Mound, Tulla More, Co. Kerry
Co. Kerry |
Ritual/Ceremonial
Within a rath in Tulla More, on a north-facing slope in County Kerry, sits a small mound that raises more questions than the surrounding earthwork does.
Raths, the circular enclosures defined by earthen banks that dot the Irish countryside in their thousands, are common enough features of the early medieval landscape. What makes this one worth a second look is the presence of a secondary mound tucked into the southern sector of the interior, a feature that does not belong to the standard template.
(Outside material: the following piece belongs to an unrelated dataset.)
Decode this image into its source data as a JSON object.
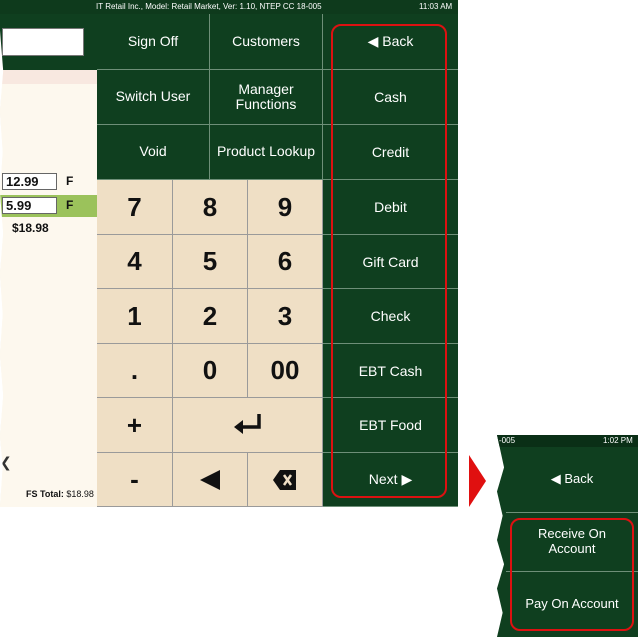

The enclosure itself is univallate, meaning it has a single encircling bank rather than the multiple concentric rings that mark more elaborate examples. That bank runs from the north around through the northwest to the southwest, leaving the southern arc less clearly defined, while the interior ground tilts downward to the north and carries two rows of ridges running along its length. The small mound sitting within measures roughly 2.4 metres by 2.8 metres internally, modest dimensions that nonetheless set it apart as a distinct, deliberately placed feature. Whether it predates the rath, was constructed as part of it, or accumulated later through some unrelated activity, the record does not say. Internal mounds within raths are not unheard of, but they remain unusual enough to resist easy interpretation; they have been associated in different contexts with burial, with souterrains whose entrances were subsequently covered, and with the bases of structures long since vanished. The site was documented as part of C. Toal's North Kerry Archaeological Survey, published in 1995.